Memo for Wikipedia editors who are starting

by Issa Rice

Substantive revision 2017-02-10

Contents

This page gives information that is likely to be useful to new editors of Wikipedia Timelines Wiki working for Vipul.1

Editing

Using reliable sources

Wikipedia can be strict about what belongs on the site, and some editors on the site may try to delete your page as being not notable. The two rough stances regarding inclusion are “deletionism” (adhering to strict rules about what belongs on Wikipedia) and “inclusionism” (being more permissive about what belongs), with many editors in between. Vipul and I are inclusionists. This means that often, content we would like to add to Wikipedia will try to be removed by other editors. To guard against deletion, we must use lots of reliable sources.
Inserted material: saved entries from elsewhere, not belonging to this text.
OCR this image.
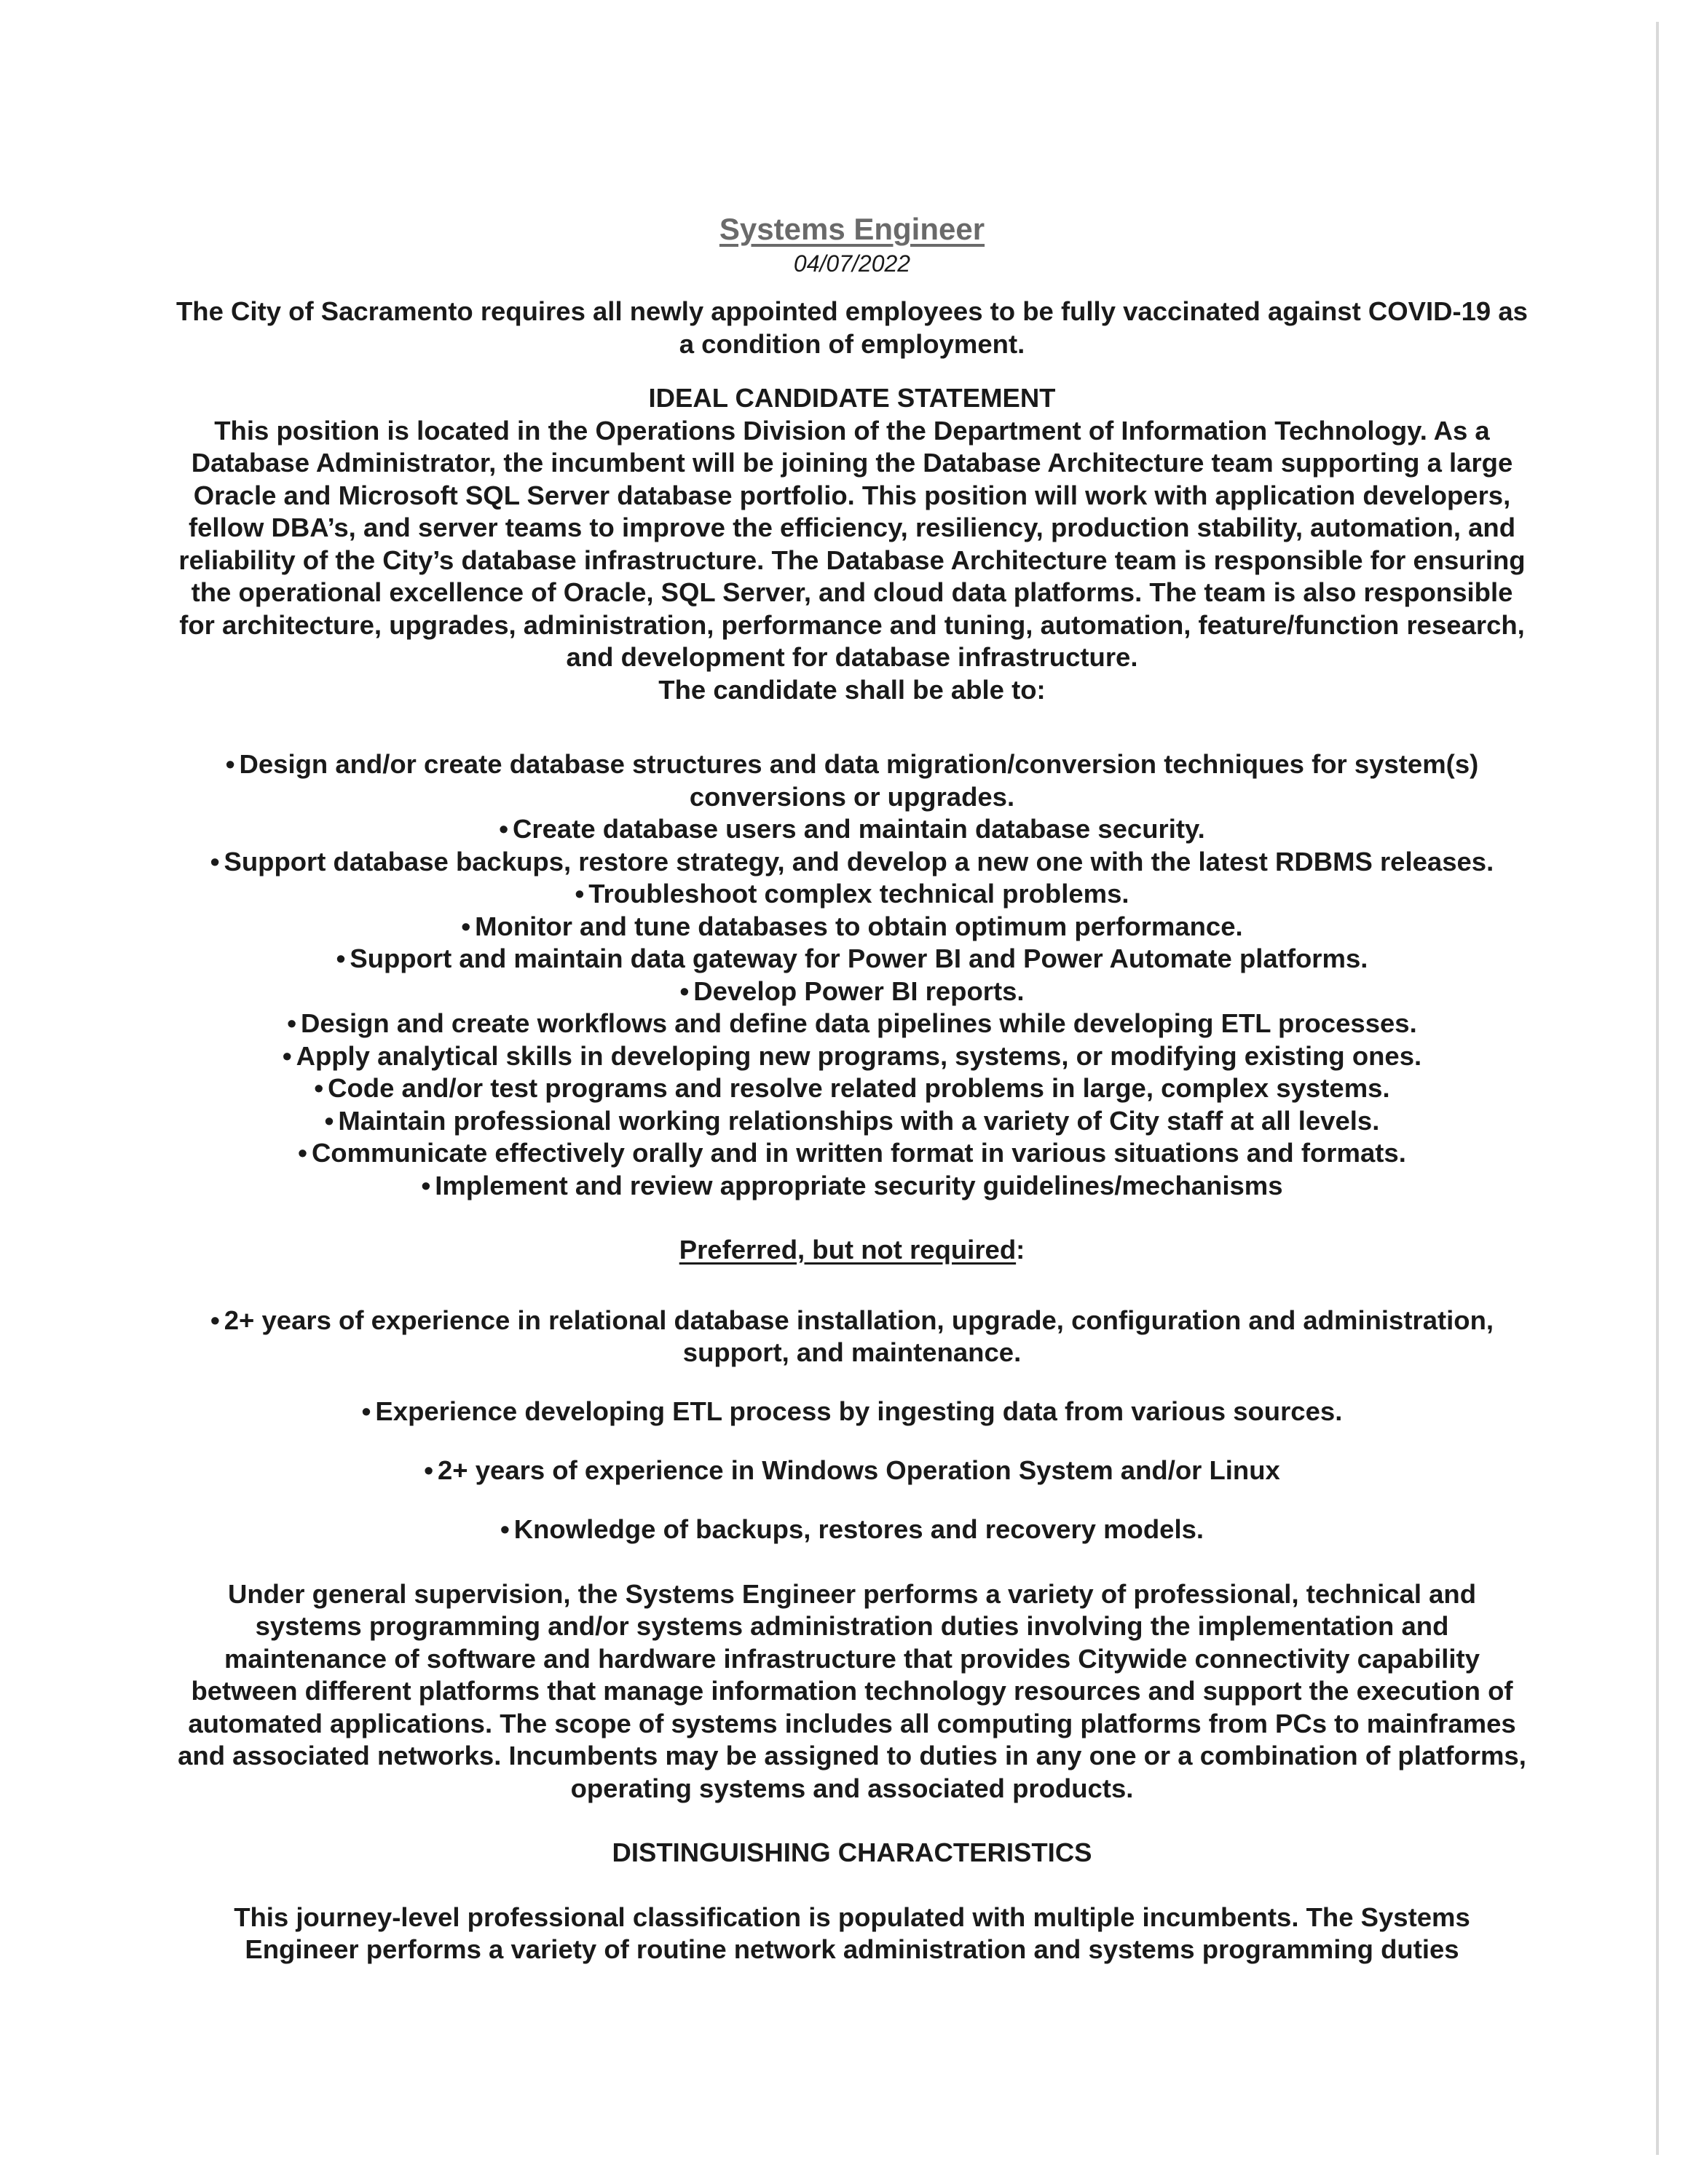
Systems Engineer
04/07/2022

The City of Sacramento requires all newly appointed employees to be fully vaccinated against COVID-19 as a condition of employment.

IDEAL CANDIDATE STATEMENT

This position is located in the Operations Division of the Department of Information Technology. As a Database Administrator, the incumbent will be joining the Database Architecture team supporting a large Oracle and Microsoft SQL Server database portfolio. This position will work with application developers, fellow DBA’s, and server teams to improve the efficiency, resiliency, production stability, automation, and reliability of the City’s database infrastructure. The Database Architecture team is responsible for ensuring the operational excellence of Oracle, SQL Server, and cloud data platforms. The team is also responsible for architecture, upgrades, administration, performance and tuning, automation, feature/function research, and development for database infrastructure.

The candidate shall be able to:

• Design and/or create database structures and data migration/conversion techniques for system(s) conversions or upgrades.

• Create database users and maintain database security.

• Support database backups, restore strategy, and develop a new one with the latest RDBMS releases.

• Troubleshoot complex technical problems.

• Monitor and tune databases to obtain optimum performance.

• Support and maintain data gateway for Power BI and Power Automate platforms.

• Develop Power BI reports.

• Design and create workflows and define data pipelines while developing ETL processes.

• Apply analytical skills in developing new programs, systems, or modifying existing ones.

• Code and/or test programs and resolve related problems in large, complex systems.

• Maintain professional working relationships with a variety of City staff at all levels.

• Communicate effectively orally and in written format in various situations and formats.

• Implement and review appropriate security guidelines/mechanisms

Preferred, but not required:

• 2+ years of experience in relational database installation, upgrade, configuration and administration, support, and maintenance.

• Experience developing ETL process by ingesting data from various sources.

• 2+ years of experience in Windows Operation System and/or Linux

• Knowledge of backups, restores and recovery models.

Under general supervision, the Systems Engineer performs a variety of professional, technical and systems programming and/or systems administration duties involving the implementation and maintenance of software and hardware infrastructure that provides Citywide connectivity capability between different platforms that manage information technology resources and support the execution of automated applications. The scope of systems includes all computing platforms from PCs to mainframes and associated networks. Incumbents may be assigned to duties in any one or a combination of platforms, operating systems and associated products.

DISTINGUISHING CHARACTERISTICS

This journey-level professional classification is populated with multiple incumbents. The Systems Engineer performs a variety of routine network administration and systems programming duties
Appearances matter a lot with Wikipedia editing, and publishing a page that, on first glance to a casual editor, looks like it is supported by a wide array of sources, is critical to increasing the odds of survival in the Wikipedia world. Of course, the page should also actually be backed by good evidence, but we want to avoid putting people on the path of suspicion.

Here are some tips on finding and using reliable sources:

Citing sources

It’s important to cite at least one source for each claim. In the source editor markup, the way to do this is:

<ref>{{cite web |url= |title= |author= |date= |publisher= |accessdate=}}</ref>

where each of the empty fields is filled with information about the source. Note that accessdate isn’t actually about the source, but rather the date on which you accessed the source.

If you would like the accessdate field to automatically be filled with the current date, you can instead use:

{{safesubst:#tag:ref|{{cite web |url= |title= |author= |date= |publisher= |accessdate={{subst:Today (mdy)}}}}}}

If you are curious, you can read about the details here.

If citations appear near punctuation marks, they should appear immediately after the punctuation mark. In particular, there should not be a space between the citation and the punctuation mark.

A common question is whether it’s okay to cite the same source more than once. This is completely fine! However, in order to prevent the same source from appearing more than once in the references section (thus cluttering it up), you must define a name for such sources. Suppose the name for a source is some_source. Then for the first citation, you would write

<ref name="some_source">...</ref>

and for all the others you can write just

<ref name="some_source" />

If the source you are citing is in print or a PDF, please include the page numbers in your citations. There are various ways to do this, but I recommend the {{rp}} template. You can use it in the source editor like this:

<ref name="some_source">...</ref>{{rp|3}}

or if there are multiple citations for the same source:

<ref name="some_source" />{{rp|3}}

Both citations indicate that the information is from page 3.

Copying

ETA: The situation here is now more complicated since the copied content doesn’t stay inside Wikipedia.

Since content on Wikipedia is licensed under a ShareAlike license, it’s okay to copy content from another Wikipedia article onto your own as long as you provide proper attribution to the original article. Here, “proper attribution” usually means linking back to the original article in your edit summary; see “Copying within Wikipedia” for details.

In fact, I often like doing this and starting from a paragraph (or more) from another article rather than from scratch. (I will even say that the first step in writing a new page is to scour Wikipedia for similar articles or articles that mention your topic.)

However, be careful about trying to copy content from outside of Wikipedia. Wikipedia is fairly strict about copyright issues, so unless the content is licensed under a Wikipedia-friendly license, it’s generally not okay to copy things verbatim.

I should be clear that there is not necessarily a moral issue with plagiarism (which is something that school often cares about). The issue can be made sense of in purely practical terms: we want more Wikipedia pages, and Wikipedia pages with non-permissive copyrighted content are more likely to be deleted (or have large parts of them removed), so we want to avoid such content in the first place.

An article template

ETA: For timelines, this template can be used instead.

The following is a bare-bones template you could use for a new article:

'''Page title''' is ...

==See also==

==References==

{{reflist|30em}}

A couple things to note:

For most articles, there will be similar articles that you can borrow the structure from. For instance, we’ve written a lot of tax forms pages, which all have a similar structure.

Capitalization

In article titles and section headings, only the first word is capitalized, unless a word is a proper noun. You can verify that this is the case in the Timeline of global health. Notice how “global health” is not capitalized in the title, and how “picture” is not capitalized in “Big picture”.